In Australia, the definition of liquidated injury applies to cases where, in the event of non-performance of a primary provision, an infringement of the first party or a benefit to the second party is imposed by a secondary security to the main provision (i.e., it should not be an offence).  The liquidated damage is a sum of money agreed between the parties at the time the contract is signed and which determines the damage that can be recovered in the event of a breach of contract. The amount must reflect the best estimate of actual harm when the parties sign the contract. These generally apply to a certain type of injury, and in construction it is often the failure to complete the work on time. The liquidation of the damage is a means of compensating for the breach of a contract. In many cases, indemnification clauses have been liquidated in real estate transactions and other contracts for which it is difficult to determine a certain amount in dollars due to changing circumstances. Since the amount is difficult to determine, the parties agree on a certain amount that must be paid if one of them does not meet the contractual terms. The purpose of this agreement is to ensure that the inability of one party to follow the contract does not unduly harm others and that the agreed amount is a reasonable estimate of the potential harm that an offence could cause. Liquidation clauses are insurance for both parties. Whoever violates the treaty knows in advance how much he owes the other party. Similarly, the other party may negotiate an amount that would adequately cover its loss without being brought to justice. However, the purpose of a liquidation clause is not to punish the infringing person.

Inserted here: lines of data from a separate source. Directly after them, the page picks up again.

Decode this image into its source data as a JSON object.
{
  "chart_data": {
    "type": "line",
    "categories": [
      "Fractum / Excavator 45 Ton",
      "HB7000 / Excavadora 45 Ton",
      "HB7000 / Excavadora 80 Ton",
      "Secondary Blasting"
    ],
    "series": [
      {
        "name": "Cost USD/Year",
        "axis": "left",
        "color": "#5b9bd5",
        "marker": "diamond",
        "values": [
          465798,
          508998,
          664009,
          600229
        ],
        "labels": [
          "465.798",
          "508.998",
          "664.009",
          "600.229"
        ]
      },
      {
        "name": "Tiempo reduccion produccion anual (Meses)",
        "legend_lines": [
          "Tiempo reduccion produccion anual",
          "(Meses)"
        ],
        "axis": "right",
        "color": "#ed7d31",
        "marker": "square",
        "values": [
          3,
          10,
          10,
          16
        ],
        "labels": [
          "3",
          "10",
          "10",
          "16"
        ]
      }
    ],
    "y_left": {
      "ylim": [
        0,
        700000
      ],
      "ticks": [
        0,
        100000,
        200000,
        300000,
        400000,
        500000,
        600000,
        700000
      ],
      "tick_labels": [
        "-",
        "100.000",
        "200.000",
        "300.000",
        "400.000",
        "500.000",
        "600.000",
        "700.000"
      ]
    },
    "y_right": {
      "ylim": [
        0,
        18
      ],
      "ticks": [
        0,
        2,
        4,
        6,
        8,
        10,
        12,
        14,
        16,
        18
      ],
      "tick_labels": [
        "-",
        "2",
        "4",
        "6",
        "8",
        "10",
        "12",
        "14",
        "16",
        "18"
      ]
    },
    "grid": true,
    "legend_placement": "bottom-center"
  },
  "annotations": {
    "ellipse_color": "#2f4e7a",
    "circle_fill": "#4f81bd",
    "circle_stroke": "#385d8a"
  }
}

From the owner`s point of view, this acts as a form of cheap insurance against your contractors. In the event of an infringement, the owner can immediately calculate the damage without bothering to prove the actual damage. Proof of actual damage can be a complex, time-consuming and costly process. As a general rule, the under-ownership or partial completion of part of the work results in the fact that these parts have been completed in practice and thus relieve the contractor of liability in the event of liquidated damage to these parts. The sanctions rule does not apply to many payments made under a contract. Three cases give some indication on this point. A very useful test is whether the amount should be paid as a primary obligation or whether it should be paid as an ancillary obligation, i.e. in the event of a breach of a primary obligation. If the first one, it won`t be a punishment. This suggests that the clause in question should, as far as possible, be regarded as a primary obligation and not as a remedy for an offence. This point relates to Makdessi with respect to two clauses, the first of which retained the payment of two last tranches of the purchase price and the second provided for the transfer of shares at a reduced price in the event of violation of various restrictive agreements.
After some debate (and in the event of a unanimous share transfer), the Supreme Court found that these clauses were primary obligations, as they constituted a price adjustment mechanism closely linked to the overall commercial objective of the agreement. At Associated British Ports -v- Ferryways NV5, the parties entered into an agreement to transfer cargo containers to a port.